Hence, it is prudent that companies choose to use third-party solutions to protect their secret data. There are three broad categories of secrets management solutions in the case of Kubernetes. They are:
Secrets management services from a certain cloud vendor.
Open source solutions that are run by the internal company staff, either in the cluster or nearby.
Proprietary solutions from a vendor.
Cloud Managed Secret Stores
Managed cloud solutions would be a good choice for companies who run their operations in one of the major public cloud systems and want swift services for secrets management. The common cloud secret services include:
AWS Secrets Manager:
This service is a part of the Amazon Web Services and has been designed to help companies to protect access to their IT resources, applications, and services. This service enables companies to easily manage, rotate and retrieve API keys, database credentials, and various other secrets throughout their lifecycle.
Cloud KMS:
This service allows companies to protect sensitive data in the Google Cloud Platform and efficiently manage cryptographic keys for their cloud services.
Azure Key Vault:
This Microsoft developed tool helps in both storing and accessing secrets, including API keys, passwords, and certificates.
Open Source Secrets Managers
Vault and Sealed Secrets are two popular open-source secret managers that are commonly chosen by companies that do not avail managed K8s services through any cloud platform.
Vault
The HashiCorps’s Vault is among the most popular and feature-rich secret management solutions used in Kubernetes.

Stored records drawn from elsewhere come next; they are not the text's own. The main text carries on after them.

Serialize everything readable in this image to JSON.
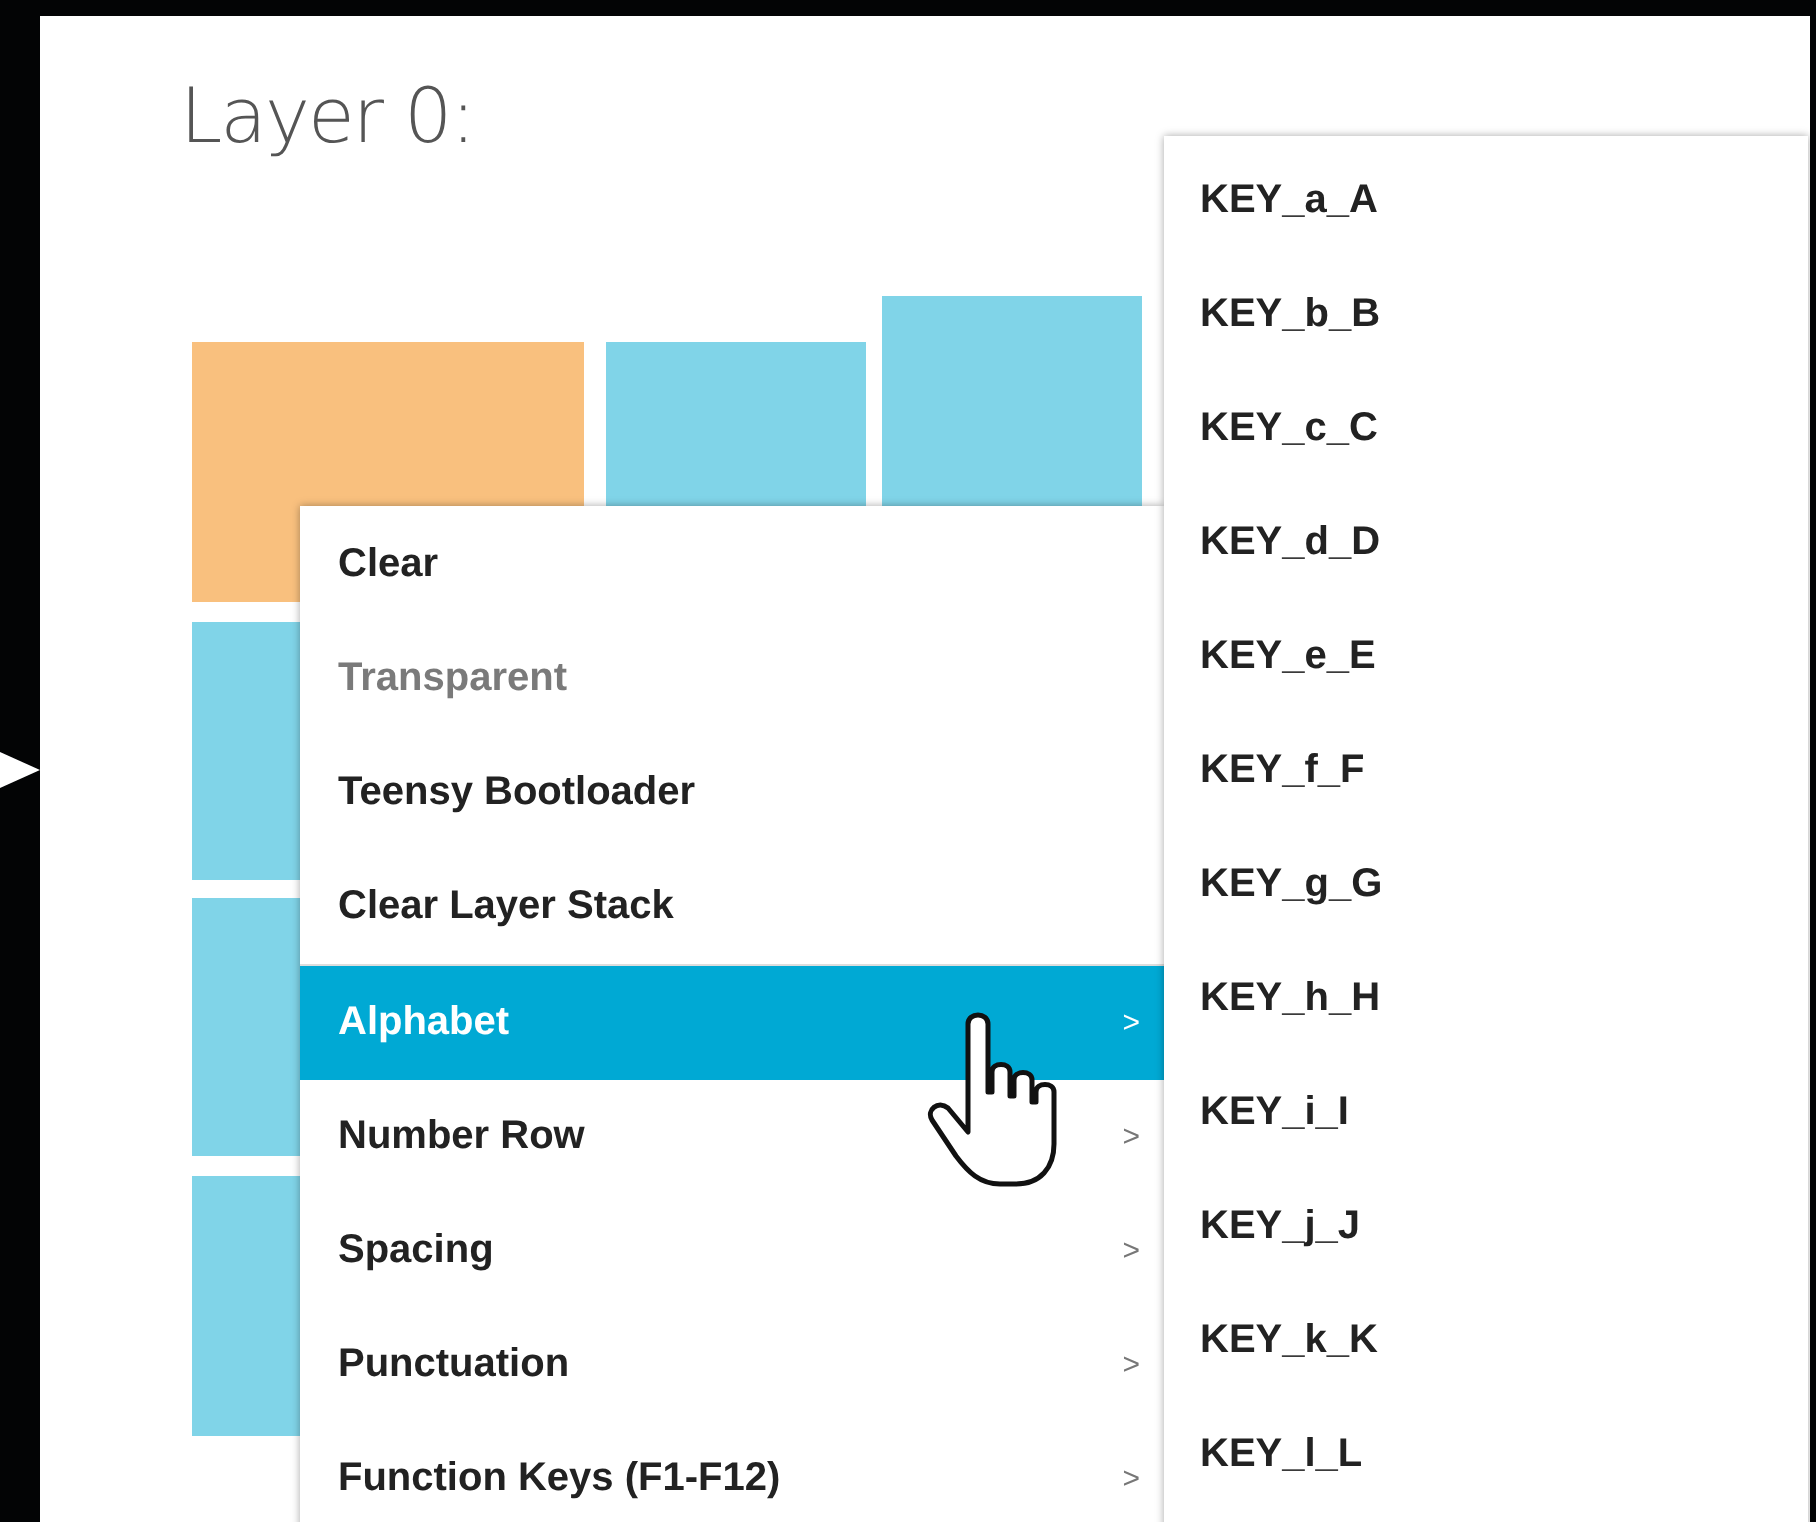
{
  "panel": {
    "title": "Layer 0:"
  },
  "keys": [
    {
      "selected": true
    },
    {
      "selected": false
    },
    {
      "selected": false
    },
    {
      "selected": false
    },
    {
      "selected": false
    },
    {
      "selected": false
    }
  ],
  "context_menu": {
    "items": [
      {
        "label": "Clear",
        "kind": "action",
        "disabled": false,
        "selected": false
      },
      {
        "label": "Transparent",
        "kind": "action",
        "disabled": true,
        "selected": false
      },
      {
        "label": "Teensy Bootloader",
        "kind": "action",
        "disabled": false,
        "selected": false
      },
      {
        "label": "Clear Layer Stack",
        "kind": "action",
        "disabled": false,
        "selected": false
      },
      {
        "label": "Alphabet",
        "kind": "submenu",
        "arrow": ">",
        "disabled": false,
        "selected": true
      },
      {
        "label": "Number Row",
        "kind": "submenu",
        "arrow": ">",
        "disabled": false,
        "selected": false
      },
      {
        "label": "Spacing",
        "kind": "submenu",
        "arrow": ">",
        "disabled": false,
        "selected": false
      },
      {
        "label": "Punctuation",
        "kind": "submenu",
        "arrow": ">",
        "disabled": false,
        "selected": false
      },
      {
        "label": "Function Keys (F1-F12)",
        "kind": "submenu",
        "arrow": ">",
        "disabled": false,
        "selected": false
      }
    ]
  },
  "submenu": {
    "items": [
      "KEY_a_A",
      "KEY_b_B",
      "KEY_c_C",
      "KEY_d_D",
      "KEY_e_E",
      "KEY_f_F",
      "KEY_g_G",
      "KEY_h_H",
      "KEY_i_I",
      "KEY_j_J",
      "KEY_k_K",
      "KEY_l_L"
    ]
  }
}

It is known to have more features than the typical cloud-managed solutions and is extremely secure as well. It additionally works perfectly with GKW and EKS, and just about anywhere a business may run Kubernetes. Cloud solutions, however, are much easier to set up and configure than a performant HA Vault cluster.
The major advantageous features of Vault include:
Completely private Cubbyholes where the token bearer would be the only one able to access the data.
Vault can automatically create accounts and credentials for businesses in databases and cloud IAMs.
SSH certificate and PKI certificate would allow businesses to generate and store certificates with a single API call.
Cross-region/Cross-Cloud/Cross Datacenter replication facilitating support for filters to restrict data that should not be transferred across diverse clusters
Support for a host of authentication methods, as well as where MFA is required
Sealed Secrets
The Sealed Secrets is known to work by running a controller inside the K8s cluster of a company that takes a secret data and a public key, while subsequently providing an encrypted string that can be used inside the typical configuration files and would be only decrypted by the controller having the relevant private key. This secret management solution enables companies to store secret credentials in configuration files in Git directly, and subsequently share the Git repository with all who would require accessing it while making sure that none of them would have access to the given credentials.
Keys and passwords are among the most important and widely used tools that contemporary organizations have for authenticating applications and users. Hence, they must choose the perfect secret management solution as per their business requirements and objectives.